• Fri. Jun 14th, 2024

Content Warning: Rape mentioned

Paul Verhoeven’s latest film, Elle, is as controversial as they come. Carried by the immense talent of Isabelle Huppert, this revenge-thriller-cum-black-comedy is an utterly bizarre amalgamation of genres that, in theory, should never be combined.

The film follows Michèle (Huppert), sophisticated co-founder of a successful video game company, who – in the opening scene – is the victim of a violent sexual assault. When, after the attack, Michèle calmly tidies up and nonchalantly resumes daily life, any preconceived assumption of what might follow such an opening is abruptly distorted. Her unexpected unresponsiveness to such a serious, violent bodily violation sets the precedent of unpredictability that progressively spirals as Michèle pursues her assailant. Whilst deeply disturbing, this film’s most shocking characteristic is its humour. With satirical wit and a smattering of sequences that appear almost farcical, Verhoeven seems to have created a new genre that attempts to combine these supposedly ill-matched elements without producing something overwhelmingly repugnant.

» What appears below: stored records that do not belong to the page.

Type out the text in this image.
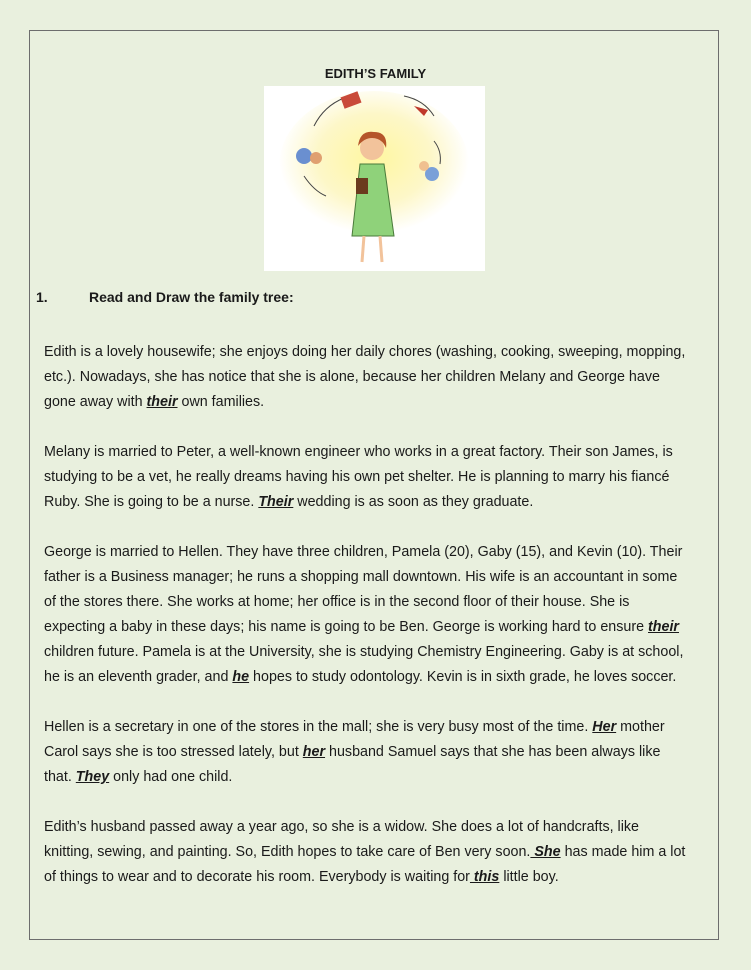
EDITH’S FAMILY
1.	Read and Draw the family tree:
Edith is a lovely housewife; she enjoys doing her daily chores (washing, cooking, sweeping, mopping,
etc.). Nowadays, she has notice that she is alone, because her children Melany and George have
gone away with their own families.
Melany is married to Peter, a well-known engineer who works in a great factory. Their son James, is
studying to be a vet, he really dreams having his own pet shelter. He is planning to marry his fiancé
Ruby. She is going to be a nurse. Their wedding is as soon as they graduate.
George is married to Hellen. They have three children, Pamela (20), Gaby (15), and Kevin (10). Their
father is a Business manager; he runs a shopping mall downtown. His wife is an accountant in some
of the stores there. She works at home; her office is in the second floor of their house. She is
expecting a baby in these days; his name is going to be Ben. George is working hard to ensure their
children future. Pamela is at the University, she is studying Chemistry Engineering. Gaby is at school,
he is an eleventh grader, and he hopes to study odontology. Kevin is in sixth grade, he loves soccer.
Hellen is a secretary in one of the stores in the mall; she is very busy most of the time. Her mother
Carol says she is too stressed lately, but her husband Samuel says that she has been always like
that. They only had one child.
Edith’s husband passed away a year ago, so she is a widow. She does a lot of handcrafts, like
knitting, sewing, and painting. So, Edith hopes to take care of Ben very soon. She has made him a lot
of things to wear and to decorate his room. Everybody is waiting for this little boy.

It is unsurprising that Huppert was Academy Award nominated for her performance as Michèle, and it seems entirely inconceivable that anyone other than her could successfully undertake such a role. However, it is not without reservations that praise can be attributed to this film as a whole. Long after the credits have rolled, a lingering sense of discomfort concerning the film’s handling of delicate subject matter remains. Juxtaposing rape with comedy, one begins to question if, in doing so, it is in fact trivialising and reducing the gravity of this traumatic experience for real life victims of sexual assault. Is Michèle’s refusal to go to the police after being attacked setting a harmful example for other victims – surely women should be encouraged to seek assistance in the aftermath of such an event? Or does the surreal nature of the film perhaps rule out any real-life relatability?

Controversy over Verhoeven’s approach to this issue is entirely well-founded but it is ultimately the flawless leading performance that secures this film’s success. Elle is undeniably gripping, and Huppert sincerely deserves every commendation for her outstanding performance.